Teacher notes, student worksheets and start activity, power point and certificates for the Practical Action floating garden challenge.
If you teach primary science, see the headings below to find out how to use this resource:
Children will develop their working scientifically skills by:
- Asking their own questions about scientific phenomena.
- Selecting and planning the most appropriate ways to answer science questions, including:
- Researching using a wide range of secondary sources of information.
- Carrying out comparative and fair tests.
- Drawing conclusions and raising further questions to be investigated, based on their data and observations.
- Using appropriate scientific language and ideas to explain, evaluate and communicate their methods and findings.
- Identify and compare the suitability of everyday materials for particular uses.
Children will learn:
- That the properties of a material will affect its suitability for a purpose through the context of floating and sinking.
Suggested activity use
You could use this resource as part of a teaching sequence with children working in small groups to address the floating garden challenge. Alternatively, the resource could make a great activity for STEM or science days or be used as part of a science club. You may wish to set aside several afternoons to allow the children time to think, design and test their possible floatation devices.

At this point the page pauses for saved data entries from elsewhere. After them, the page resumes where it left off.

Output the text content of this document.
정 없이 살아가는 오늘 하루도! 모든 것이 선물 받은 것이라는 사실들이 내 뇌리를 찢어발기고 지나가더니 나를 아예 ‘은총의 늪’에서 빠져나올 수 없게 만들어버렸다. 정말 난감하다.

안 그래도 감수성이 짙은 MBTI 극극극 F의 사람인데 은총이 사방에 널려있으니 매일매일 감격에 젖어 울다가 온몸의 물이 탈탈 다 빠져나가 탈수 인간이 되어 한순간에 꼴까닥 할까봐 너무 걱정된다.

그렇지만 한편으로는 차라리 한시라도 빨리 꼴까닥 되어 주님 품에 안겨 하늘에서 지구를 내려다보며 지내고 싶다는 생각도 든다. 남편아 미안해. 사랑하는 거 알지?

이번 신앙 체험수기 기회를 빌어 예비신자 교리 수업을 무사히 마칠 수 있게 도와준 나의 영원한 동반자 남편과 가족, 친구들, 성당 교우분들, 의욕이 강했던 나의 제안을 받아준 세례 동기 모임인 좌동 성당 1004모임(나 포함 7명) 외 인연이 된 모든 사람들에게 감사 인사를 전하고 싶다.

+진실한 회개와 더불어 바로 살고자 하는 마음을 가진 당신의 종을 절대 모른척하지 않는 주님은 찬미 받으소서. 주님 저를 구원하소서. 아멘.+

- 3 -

This activity provides good cross-curricular links with maths and design technology.
The duration of the overall activity can vary considerably, depending on the depth to which you wish to go, potentially making this activity lengthy.
Children may need prior knowledge of floating and sinking. Other children may need to recap this knowledge before starting the activity.
You should check the resource list carefully to make sure they have all the items required.
Children may need some initial support in coming up with ideas for their designs.